"Clever science with a commitment for life"
Hamol Biosolutions LLC is a privately-owned specialty biopharmaceutical company focused on the design, development, and manufacture of peptide-based biologic therapeutics. Over the years, the company has assembled a team of expert advisers in all aspects of pharmaceutical development, formulation, and regulatory affairs.
Headquartered in San Diego, USA, we were established in late 2009 to develop, and commercialize proprietary technology licensed on an exclusive basis from several academic institutions, both in the USA and Mexico.
"Developing smart therapeutic strategies to fight disease"
The Company develops products suitable for the pharmaceutical market satisfying an unmet medical need or exhibiting advantages over current therapies. Hamol Biosolutions’ line of products are manufactured under contract with Bioextracto S.A. de C.V., a biotechnology company located in the Mexican state of Queretaro, and with which Hamol Biosolutions has had a very fruitful working relationship over the years.
Taking into consideration that product development at Hamol Biosolutions encompasses several therapeutic areas, the Company has created a strong commitment to the fields of cardiovascular medicine and infection-related research. Hamol Biosolutions close ties with academic institutions, both in the United States of America and Mexico enables access to promising projects at an early stage. After licensing these projects, the Company performs feasibility and development studies through pre-clinical and clinical investigation. Supported by a distinguished panel of scientific advisers and regulatory experts, the Company advances the pipeline through Phase II proof of concept in humans. At this stage, the Company usually seeks a medium-size or large pharmaceutical company to complete clinical development and bring the product to market.

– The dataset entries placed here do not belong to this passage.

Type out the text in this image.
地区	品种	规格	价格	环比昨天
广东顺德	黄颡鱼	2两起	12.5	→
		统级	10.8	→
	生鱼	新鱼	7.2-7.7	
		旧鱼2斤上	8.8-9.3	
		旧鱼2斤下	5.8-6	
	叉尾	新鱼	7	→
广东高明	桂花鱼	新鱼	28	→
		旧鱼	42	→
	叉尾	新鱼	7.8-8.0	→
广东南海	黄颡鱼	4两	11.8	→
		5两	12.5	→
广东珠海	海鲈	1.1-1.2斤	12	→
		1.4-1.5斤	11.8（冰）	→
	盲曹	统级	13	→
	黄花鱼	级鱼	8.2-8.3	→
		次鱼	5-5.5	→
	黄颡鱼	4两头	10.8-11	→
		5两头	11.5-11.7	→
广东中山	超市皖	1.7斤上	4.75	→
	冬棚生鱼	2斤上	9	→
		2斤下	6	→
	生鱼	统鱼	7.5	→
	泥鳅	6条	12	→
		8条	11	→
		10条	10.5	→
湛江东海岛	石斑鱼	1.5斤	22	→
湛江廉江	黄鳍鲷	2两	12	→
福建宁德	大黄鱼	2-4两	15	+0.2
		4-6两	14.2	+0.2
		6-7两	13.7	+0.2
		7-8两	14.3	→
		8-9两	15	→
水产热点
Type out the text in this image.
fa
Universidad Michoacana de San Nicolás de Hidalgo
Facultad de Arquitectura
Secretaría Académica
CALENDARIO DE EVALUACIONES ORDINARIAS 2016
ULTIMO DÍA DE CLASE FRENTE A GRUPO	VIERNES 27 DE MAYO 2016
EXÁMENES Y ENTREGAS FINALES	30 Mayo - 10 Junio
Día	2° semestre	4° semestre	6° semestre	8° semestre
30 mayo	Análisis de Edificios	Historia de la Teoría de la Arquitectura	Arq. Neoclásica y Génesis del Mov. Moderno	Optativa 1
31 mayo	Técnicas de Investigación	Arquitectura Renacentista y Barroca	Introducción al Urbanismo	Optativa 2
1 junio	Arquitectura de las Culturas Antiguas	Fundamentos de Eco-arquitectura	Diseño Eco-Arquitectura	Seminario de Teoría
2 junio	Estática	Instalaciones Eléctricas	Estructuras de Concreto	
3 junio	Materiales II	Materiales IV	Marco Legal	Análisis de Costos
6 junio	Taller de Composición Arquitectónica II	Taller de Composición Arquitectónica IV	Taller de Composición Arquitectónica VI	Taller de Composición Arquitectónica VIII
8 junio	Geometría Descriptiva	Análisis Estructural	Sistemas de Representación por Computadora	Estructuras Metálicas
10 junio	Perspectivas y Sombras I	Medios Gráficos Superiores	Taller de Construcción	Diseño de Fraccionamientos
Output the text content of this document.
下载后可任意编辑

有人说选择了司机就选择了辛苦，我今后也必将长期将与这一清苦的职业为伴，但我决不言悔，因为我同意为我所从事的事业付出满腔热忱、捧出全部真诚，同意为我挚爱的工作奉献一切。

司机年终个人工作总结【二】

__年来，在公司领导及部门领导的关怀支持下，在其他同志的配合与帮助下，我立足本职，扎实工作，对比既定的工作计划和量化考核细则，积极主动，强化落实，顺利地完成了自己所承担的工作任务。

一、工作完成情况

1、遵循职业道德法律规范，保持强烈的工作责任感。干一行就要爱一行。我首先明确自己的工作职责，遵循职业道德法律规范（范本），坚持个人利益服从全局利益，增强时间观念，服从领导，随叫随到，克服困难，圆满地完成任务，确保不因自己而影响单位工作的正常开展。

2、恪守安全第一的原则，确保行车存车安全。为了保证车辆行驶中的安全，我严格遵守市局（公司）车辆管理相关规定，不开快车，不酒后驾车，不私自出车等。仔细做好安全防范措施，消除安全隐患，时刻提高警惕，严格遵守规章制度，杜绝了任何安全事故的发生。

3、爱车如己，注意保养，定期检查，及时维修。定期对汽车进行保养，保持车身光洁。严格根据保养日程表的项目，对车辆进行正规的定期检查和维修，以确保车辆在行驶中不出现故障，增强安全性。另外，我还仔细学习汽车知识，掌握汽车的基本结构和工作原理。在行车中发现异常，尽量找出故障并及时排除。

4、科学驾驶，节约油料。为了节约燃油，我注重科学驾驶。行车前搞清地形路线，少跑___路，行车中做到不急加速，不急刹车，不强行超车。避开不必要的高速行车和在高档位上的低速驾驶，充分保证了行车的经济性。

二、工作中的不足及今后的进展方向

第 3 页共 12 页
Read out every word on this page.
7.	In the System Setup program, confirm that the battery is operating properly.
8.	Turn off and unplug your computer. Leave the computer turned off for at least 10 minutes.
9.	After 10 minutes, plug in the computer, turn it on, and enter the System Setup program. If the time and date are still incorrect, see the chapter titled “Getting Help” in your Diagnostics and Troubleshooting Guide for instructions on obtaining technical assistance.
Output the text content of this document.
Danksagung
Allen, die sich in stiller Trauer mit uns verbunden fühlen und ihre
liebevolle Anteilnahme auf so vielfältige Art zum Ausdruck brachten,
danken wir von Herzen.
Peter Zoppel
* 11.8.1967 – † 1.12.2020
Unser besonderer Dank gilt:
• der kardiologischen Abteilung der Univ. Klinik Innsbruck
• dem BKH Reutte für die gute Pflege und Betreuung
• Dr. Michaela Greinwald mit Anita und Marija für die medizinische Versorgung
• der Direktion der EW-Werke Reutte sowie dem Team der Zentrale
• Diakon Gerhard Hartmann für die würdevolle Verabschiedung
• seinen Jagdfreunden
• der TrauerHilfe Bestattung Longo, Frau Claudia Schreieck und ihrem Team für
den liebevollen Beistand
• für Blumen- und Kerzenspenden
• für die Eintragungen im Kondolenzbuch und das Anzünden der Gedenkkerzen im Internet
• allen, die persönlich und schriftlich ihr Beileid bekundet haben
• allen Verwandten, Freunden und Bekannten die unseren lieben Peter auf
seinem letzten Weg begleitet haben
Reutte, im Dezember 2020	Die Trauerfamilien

"Delivery value for patients through innovation"
Hamol Biosolutions proprietary technologies and product development obtained through collaboration with academic institutions, give us the edge in developing innovative possibilities with therapeutically advantageous properties. The ability to combine our understanding of unmet patient needs in the fields of cardiovascular medicine and infection-related research with our cutting-edge technology has resulted in original new therapeutic possibilities.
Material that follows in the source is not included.